Problem/Motivation
The PostgreSQL database has indexes types that are only on PostgreSQL. Those indexes are called GIN and GIST. They add query improvements that are needed by Drupal in #3343634: Add "json" as core data type to Schema and Database API and #2988018: [PP-1] Performance issues with path alias generated queries on PostgreSQL .
Proposed resolution
The comment at #2988018-97: [PP-1] Performance issues with path alias generated queries on PostgreSQL proposes an interesting solution:
Yet another way would be to use an object with array access to denote it is a gist index - but this is a way bigger API change. That said at some point table specifications should move away from ArrayPI and this at least gives us a requirement.
This is what we ended up doing.
This issue is split out to address these competing options on how to allow indexes to still be specified in a driver-agnostic manner, with as little BC-break and as much forward-compatibility as possible.
There has been some bikeshedding in how those PostgreSQL specific indexes should be created, dropped and check if they exist.
Specifically, the core schema API currently provides no way for ancillary data to be communicated about an index, e.g. what Postgres index type should be used.
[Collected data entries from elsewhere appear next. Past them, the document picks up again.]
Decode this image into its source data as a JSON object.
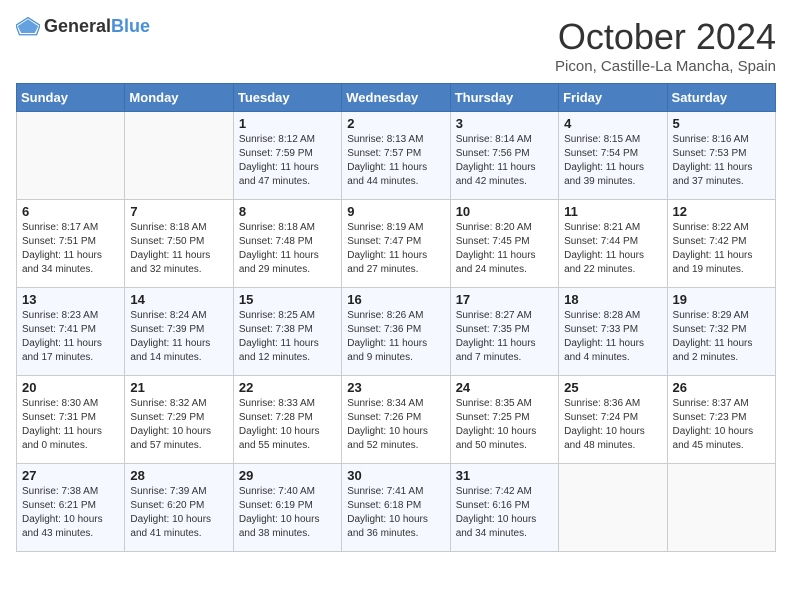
{
  "header": {
    "logo_general": "General",
    "logo_blue": "Blue",
    "month": "October 2024",
    "location": "Picon, Castille-La Mancha, Spain"
  },
  "days_of_week": [
    "Sunday",
    "Monday",
    "Tuesday",
    "Wednesday",
    "Thursday",
    "Friday",
    "Saturday"
  ],
  "weeks": [
    [
      {
        "day": "",
        "info": ""
      },
      {
        "day": "",
        "info": ""
      },
      {
        "day": "1",
        "info": "Sunrise: 8:12 AM\nSunset: 7:59 PM\nDaylight: 11 hours and 47 minutes."
      },
      {
        "day": "2",
        "info": "Sunrise: 8:13 AM\nSunset: 7:57 PM\nDaylight: 11 hours and 44 minutes."
      },
      {
        "day": "3",
        "info": "Sunrise: 8:14 AM\nSunset: 7:56 PM\nDaylight: 11 hours and 42 minutes."
      },
      {
        "day": "4",
        "info": "Sunrise: 8:15 AM\nSunset: 7:54 PM\nDaylight: 11 hours and 39 minutes."
      },
      {
        "day": "5",
        "info": "Sunrise: 8:16 AM\nSunset: 7:53 PM\nDaylight: 11 hours and 37 minutes."
      }
    ],
    [
      {
        "day": "6",
        "info": "Sunrise: 8:17 AM\nSunset: 7:51 PM\nDaylight: 11 hours and 34 minutes."
      },
      {
        "day": "7",
        "info": "Sunrise: 8:18 AM\nSunset: 7:50 PM\nDaylight: 11 hours and 32 minutes."
      },
      {
        "day": "8",
        "info": "Sunrise: 8:18 AM\nSunset: 7:48 PM\nDaylight: 11 hours and 29 minutes."
      },
      {
        "day": "9",
        "info": "Sunrise: 8:19 AM\nSunset: 7:47 PM\nDaylight: 11 hours and 27 minutes."
      },
      {
        "day": "10",
        "info": "Sunrise: 8:20 AM\nSunset: 7:45 PM\nDaylight: 11 hours and 24 minutes."
      },
      {
        "day": "11",
        "info": "Sunrise: 8:21 AM\nSunset: 7:44 PM\nDaylight: 11 hours and 22 minutes."
      },
      {
        "day": "12",
        "info": "Sunrise: 8:22 AM\nSunset: 7:42 PM\nDaylight: 11 hours and 19 minutes."
      }
    ],
    [
      {
        "day": "13",
        "info": "Sunrise: 8:23 AM\nSunset: 7:41 PM\nDaylight: 11 hours and 17 minutes."
      },
      {
        "day": "14",
        "info": "Sunrise: 8:24 AM\nSunset: 7:39 PM\nDaylight: 11 hours and 14 minutes."
      },
      {
        "day": "15",
        "info": "Sunrise: 8:25 AM\nSunset: 7:38 PM\nDaylight: 11 hours and 12 minutes."
      },
      {
        "day": "16",
        "info": "Sunrise: 8:26 AM\nSunset: 7:36 PM\nDaylight: 11 hours and 9 minutes."
      },
      {
        "day": "17",
        "info": "Sunrise: 8:27 AM\nSunset: 7:35 PM\nDaylight: 11 hours and 7 minutes."
      },
      {
        "day": "18",
        "info": "Sunrise: 8:28 AM\nSunset: 7:33 PM\nDaylight: 11 hours and 4 minutes."
      },
      {
        "day": "19",
        "info": "Sunrise: 8:29 AM\nSunset: 7:32 PM\nDaylight: 11 hours and 2 minutes."
      }
    ],
    [
      {
        "day": "20",
        "info": "Sunrise: 8:30 AM\nSunset: 7:31 PM\nDaylight: 11 hours and 0 minutes."
      },
      {
        "day": "21",
        "info": "Sunrise: 8:32 AM\nSunset: 7:29 PM\nDaylight: 10 hours and 57 minutes."
      },
      {
        "day": "22",
        "info": "Sunrise: 8:33 AM\nSunset: 7:28 PM\nDaylight: 10 hours and 55 minutes."
      },
      {
        "day": "23",
        "info": "Sunrise: 8:34 AM\nSunset: 7:26 PM\nDaylight: 10 hours and 52 minutes."
      },
      {
        "day": "24",
        "info": "Sunrise: 8:35 AM\nSunset: 7:25 PM\nDaylight: 10 hours and 50 minutes."
      },
      {
        "day": "25",
        "info": "Sunrise: 8:36 AM\nSunset: 7:24 PM\nDaylight: 10 hours and 48 minutes."
      },
      {
        "day": "26",
        "info": "Sunrise: 8:37 AM\nSunset: 7:23 PM\nDaylight: 10 hours and 45 minutes."
      }
    ],
    [
      {
        "day": "27",
        "info": "Sunrise: 7:38 AM\nSunset: 6:21 PM\nDaylight: 10 hours and 43 minutes."
      },
      {
        "day": "28",
        "info": "Sunrise: 7:39 AM\nSunset: 6:20 PM\nDaylight: 10 hours and 41 minutes."
      },
      {
        "day": "29",
        "info": "Sunrise: 7:40 AM\nSunset: 6:19 PM\nDaylight: 10 hours and 38 minutes."
      },
      {
        "day": "30",
        "info": "Sunrise: 7:41 AM\nSunset: 6:18 PM\nDaylight: 10 hours and 36 minutes."
      },
      {
        "day": "31",
        "info": "Sunrise: 7:42 AM\nSunset: 6:16 PM\nDaylight: 10 hours and 34 minutes."
      },
      {
        "day": "",
        "info": ""
      },
      {
        "day": "",
        "info": ""
      }
    ]
  ]
}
In #2988018-93: [PP-1] Performance issues with path alias generated queries on PostgreSQL there is a patch that makes the (very reasonable) decision to indicate the index type through a "magic" index suffix, which Postgres would use to determine the index type. Subsequent discussion centered on the fact this is frail, not easily enforced in code and easy to forget, plus you never know if someone will name an index with _gin or _gist as the suffix not intending any specific meaning.
An alternative proposal is to provide for an additional DB schema spec key, e.g. gists. This would maybe be workable if we were only talking about GIST types, however if you also need GIN then you'd need to support a second key, and it gets rather messy. It also injects Postgres-specific new keys into the spec array shape.
Remaining tasks
Reach a consensus on how those indexes should be created, dropped and check if they exist.
Most (all?) of the decision-making centers around the above questions on the method of specifying the type of the index to be created.
Done
User interface changes
None
API changes
New value object to wrap existing index definitions and also convey additional information for db drivers (e.g., Postgres index type.)
Data model changes
This doesn't change the data model but the new config object is backwards-compatible with ArrayPI.
Release notes snippet
Draft release note done.
Issue fork drupal-3397622
Show commands
Start within a Git clone of the project using the version control instructions.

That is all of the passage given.